Tip 5: Bulk Data Exports
In machine learning, managing large datasets efficiently is pivotal. The Label Studio SDK offers an effective approach for bulk data exports, addressing common challenges like extended processing times and web request timeouts.
- Creating a Snapshot for Export: Begin by generating a snapshot of your project, which will serve as the basis for the export.
snapshot = project.export_snapshot_create("my_snapshot")

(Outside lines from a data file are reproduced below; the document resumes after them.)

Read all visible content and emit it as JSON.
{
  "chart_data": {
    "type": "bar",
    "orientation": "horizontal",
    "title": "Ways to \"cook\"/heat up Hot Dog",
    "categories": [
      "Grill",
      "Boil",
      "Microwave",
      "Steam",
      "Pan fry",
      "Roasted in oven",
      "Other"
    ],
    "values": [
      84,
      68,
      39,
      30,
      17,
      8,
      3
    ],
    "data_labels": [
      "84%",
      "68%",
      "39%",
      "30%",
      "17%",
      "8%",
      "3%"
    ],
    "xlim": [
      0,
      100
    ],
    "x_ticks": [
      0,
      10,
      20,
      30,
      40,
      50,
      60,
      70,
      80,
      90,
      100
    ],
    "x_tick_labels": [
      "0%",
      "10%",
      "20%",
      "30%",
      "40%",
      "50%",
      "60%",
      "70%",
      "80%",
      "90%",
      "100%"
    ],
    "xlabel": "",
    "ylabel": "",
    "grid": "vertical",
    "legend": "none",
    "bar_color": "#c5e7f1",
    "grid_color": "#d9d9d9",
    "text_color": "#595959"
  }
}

- Monitoring Snapshot Status: Keep track of your snapshot's readiness by listing the available snapshots for your project.
print(project.export_snapshot_list())
- Downloading the Snapshot: When the snapshot is prepared, proceed to download it.
project.export_snapshot_download(snapshot['id'])
This approach allows asynchronous downloading of large datasets, facilitating a seamless and uninterrupted export process. These snapshots can also be tailored using filters, adding to their utility. For example, you might want to export only the newly added data since your last export for ongoing training. This level of customization in data exports makes the SDK a powerful tool in your machine-learning arsenal.
Conclusion
These five tips for using Label Studio's API and SDK demonstrate the powerful capabilities and flexibility these tools offer for managing data labeling projects. From efficient project creation and task imports to advanced configurations and bulk data exports, Label Studio provides a comprehensive and streamlined approach suitable for beginners and advanced users. We hope these tips enhance your workflow, save time, and ensure high-quality data preparation for your machine-learning projects. Whether you're dealing with large datasets or require specific configurations, these strategies will empower you to utilize Label Studio's full potential, making your data labeling process more efficient and effective.